This is a special wine, albeit low key, for a Valentine's Day dinner of crab cakes, farfalle with shrimp and pesto and roasted asparagus. Lovely wine, lovely meal.
The intensity of Loire Sauvignon Blanc was apparent from the first sniff--floral, mineral, lemon meringue, gooseberry, white peach. I love Sancerre and always enjoy Etienne Daulny's regular bottling. But the Clos de Chaudenay is special for its rich, complex palate presence. Creamy fruit in the middle with racy fingers of Sauvignon Blanc reaching out to the edges of the tongue. The finish is long and satisfying. Especially for a special occasion, it's hard to quit drinking this wine until the bottle is empty. Mmmmmmmmmm.
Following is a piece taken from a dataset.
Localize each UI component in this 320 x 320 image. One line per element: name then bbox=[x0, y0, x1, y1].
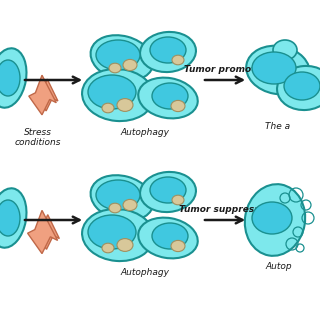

Etienne Daulny has many parcels of old, low yielding vines among his 37 acres, but Clos de Chaudenay is the only one he singles out for a special bottling. The name translates literally as "hot spot" but in this area that means that the southwest facing slope gets plenty of sun. Vines average 40 years and the yield is three tons an acre (compared to 3.4 tons/acre overall for Domaine Daulny). Many of the special qualities of this wine come from the handling. While aging is mostly in stainless steel (as in the regular bottling), a small percentage goes for a period into large old oak barrels--well seasoned so that they no longer impart oaky smells or flavors but add texture, body and complexity.
Clos de Chaudenay costs only a dollar more than the regular bottling ($18.99 versus $17.99 at Village Corner in Ann Arbor, MI). Both are excellent and generally less expensive than most Sancerres on the market.